Bersandar pada idealime pendidikan seni dan realitas perkembangan seni yang menimbulkan perubahan sosial, maka pendidikan seni dipertimbangkan untuk menjadi salah satu kegiatan yang bersifat antisipatif. Artinya suatu kegiatan yang dapat menyongsong perkembangan yang akan terjadi. Mengenai pendidikan yang berbasis kompetensi yang menekankan kemampuan pada standar isi, maka standar kompetensinya bersifat umum dan luas dibedakan secara lebih spesifik. Dengan begitu dapat disusun indikator-indikator tertentu sehingga tercapailah tujuan yang telah ditentukan.
Implikasi dari pendidikan berbasis kompetensi terletak pada pengembangan kurikulum dan silabus berbasis kompetensi yang mencakup pengetahuan, sikap dan keterampilan, pengalaman belajar serta evaluasi pada kompetensi siswa. Sejatinya kemampuan dasar ini merupakan dari standar penjabaran dari standar kompetensi itu sendiri. Setiap standar kompetensi yang sifatnya umum akan ada uraian mengenai kompetensi dasar yang sifatnya lebih khusus. Hal ini dikarenakan kompetensi dasar dianggap sebagai acuan dalam mengembangkan silabus dan sistem pengujian dari kemampuan minimal yang dimiliki oleh siswa dalam mempelajari mata pelajaran.
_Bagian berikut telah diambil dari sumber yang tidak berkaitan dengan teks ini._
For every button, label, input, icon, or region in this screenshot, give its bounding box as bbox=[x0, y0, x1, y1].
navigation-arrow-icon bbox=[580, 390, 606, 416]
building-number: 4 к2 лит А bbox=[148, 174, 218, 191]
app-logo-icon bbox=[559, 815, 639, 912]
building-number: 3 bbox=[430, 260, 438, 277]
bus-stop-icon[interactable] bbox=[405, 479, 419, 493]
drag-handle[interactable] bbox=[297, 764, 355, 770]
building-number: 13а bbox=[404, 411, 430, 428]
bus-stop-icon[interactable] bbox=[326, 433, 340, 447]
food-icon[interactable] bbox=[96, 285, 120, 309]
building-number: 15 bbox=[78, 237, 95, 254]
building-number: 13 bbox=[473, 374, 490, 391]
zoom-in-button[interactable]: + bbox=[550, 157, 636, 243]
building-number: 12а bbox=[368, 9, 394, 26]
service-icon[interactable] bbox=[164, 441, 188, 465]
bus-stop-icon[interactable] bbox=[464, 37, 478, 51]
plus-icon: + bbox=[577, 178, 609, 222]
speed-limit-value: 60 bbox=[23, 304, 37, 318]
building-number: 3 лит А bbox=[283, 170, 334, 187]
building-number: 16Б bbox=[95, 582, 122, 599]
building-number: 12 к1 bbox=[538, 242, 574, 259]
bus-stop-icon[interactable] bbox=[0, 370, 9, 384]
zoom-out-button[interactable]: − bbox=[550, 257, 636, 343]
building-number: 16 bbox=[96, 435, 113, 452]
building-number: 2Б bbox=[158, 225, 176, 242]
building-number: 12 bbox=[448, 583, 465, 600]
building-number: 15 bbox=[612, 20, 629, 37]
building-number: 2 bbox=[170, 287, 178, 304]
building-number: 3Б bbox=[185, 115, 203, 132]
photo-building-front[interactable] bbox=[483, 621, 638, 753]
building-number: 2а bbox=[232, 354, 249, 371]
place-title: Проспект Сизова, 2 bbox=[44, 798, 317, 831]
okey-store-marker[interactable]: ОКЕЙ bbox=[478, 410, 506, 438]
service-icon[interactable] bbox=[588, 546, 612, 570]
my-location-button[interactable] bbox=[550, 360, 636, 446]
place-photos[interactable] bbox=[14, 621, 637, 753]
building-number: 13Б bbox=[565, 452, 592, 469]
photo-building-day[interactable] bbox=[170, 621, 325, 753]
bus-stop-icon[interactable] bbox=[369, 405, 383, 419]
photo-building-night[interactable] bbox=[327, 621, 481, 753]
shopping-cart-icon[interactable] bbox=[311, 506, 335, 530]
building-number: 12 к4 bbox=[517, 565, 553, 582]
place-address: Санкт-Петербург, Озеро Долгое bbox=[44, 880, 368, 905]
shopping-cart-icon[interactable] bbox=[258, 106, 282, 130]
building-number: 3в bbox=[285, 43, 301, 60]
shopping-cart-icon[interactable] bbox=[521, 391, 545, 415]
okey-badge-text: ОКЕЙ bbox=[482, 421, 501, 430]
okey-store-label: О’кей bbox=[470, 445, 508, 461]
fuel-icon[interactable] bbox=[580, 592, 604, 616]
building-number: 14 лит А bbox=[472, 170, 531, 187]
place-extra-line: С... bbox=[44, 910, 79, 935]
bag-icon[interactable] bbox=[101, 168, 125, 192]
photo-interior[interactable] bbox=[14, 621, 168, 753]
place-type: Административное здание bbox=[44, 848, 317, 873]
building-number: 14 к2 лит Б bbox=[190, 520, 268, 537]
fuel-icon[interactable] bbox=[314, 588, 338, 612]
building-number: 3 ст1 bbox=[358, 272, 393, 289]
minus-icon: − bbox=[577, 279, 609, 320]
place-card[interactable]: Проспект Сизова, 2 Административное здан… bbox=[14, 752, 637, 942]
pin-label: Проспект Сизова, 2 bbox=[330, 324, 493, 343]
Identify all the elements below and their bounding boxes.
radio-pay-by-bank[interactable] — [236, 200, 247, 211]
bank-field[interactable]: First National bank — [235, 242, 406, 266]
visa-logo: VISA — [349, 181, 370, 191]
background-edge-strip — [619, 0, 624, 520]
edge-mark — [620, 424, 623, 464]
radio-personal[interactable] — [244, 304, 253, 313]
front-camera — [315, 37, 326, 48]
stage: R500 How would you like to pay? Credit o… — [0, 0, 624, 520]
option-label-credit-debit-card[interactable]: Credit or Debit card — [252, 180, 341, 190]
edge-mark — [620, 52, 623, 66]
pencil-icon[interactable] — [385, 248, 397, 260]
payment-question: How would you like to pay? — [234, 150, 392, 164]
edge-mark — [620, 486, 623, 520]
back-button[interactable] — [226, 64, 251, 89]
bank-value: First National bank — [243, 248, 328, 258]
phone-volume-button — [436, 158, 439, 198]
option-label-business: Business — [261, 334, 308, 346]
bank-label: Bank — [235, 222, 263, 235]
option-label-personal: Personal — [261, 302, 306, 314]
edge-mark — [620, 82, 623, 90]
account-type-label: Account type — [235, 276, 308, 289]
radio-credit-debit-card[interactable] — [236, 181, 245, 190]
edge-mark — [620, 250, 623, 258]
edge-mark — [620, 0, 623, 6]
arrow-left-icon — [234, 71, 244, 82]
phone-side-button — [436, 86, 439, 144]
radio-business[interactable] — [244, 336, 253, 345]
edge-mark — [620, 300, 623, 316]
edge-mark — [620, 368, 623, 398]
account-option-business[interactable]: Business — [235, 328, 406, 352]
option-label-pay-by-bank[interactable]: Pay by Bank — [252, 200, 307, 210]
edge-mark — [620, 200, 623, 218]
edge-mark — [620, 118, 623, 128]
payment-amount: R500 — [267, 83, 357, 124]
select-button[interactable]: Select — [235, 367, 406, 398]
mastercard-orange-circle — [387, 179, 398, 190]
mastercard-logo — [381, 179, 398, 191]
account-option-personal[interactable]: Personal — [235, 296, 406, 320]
Adapun yang menjadi pertimbangan lainnya adalah sejumlah hal yang terkait dengan sifat maupun fungsi. Sifat hakiki dari pendidikan seni antara lain sifat multilingual, multidimensional, dan multikultural. Dari sifat-sifat tersebut bermaksud bahwa pelaksanaan pendidikan seni tak hanya berorientasi pada tercapainya tujuan mengembangkan kemampuan berekspresi dalam jiwa siswa semata, namun juga berorientasi pada terkembangnya potensi-potensi yang terdapat dalam diri siswa, baik yang berkaitan dengan logika, etika, maupun estetika.
Dengan teraktualisasikannya sifat-sifat tersebut di atas, maka fungsi edukatif dan kultural pun akan terpenuhi. Pendidikan seni mampu berfungsi sebagai pendidikan yang ikut berperan serta dalam pembentukan pribadi siswa yang harmonis dan menyeimbangkan antara aspek logika, etika, dan estetika dalam diri siswa.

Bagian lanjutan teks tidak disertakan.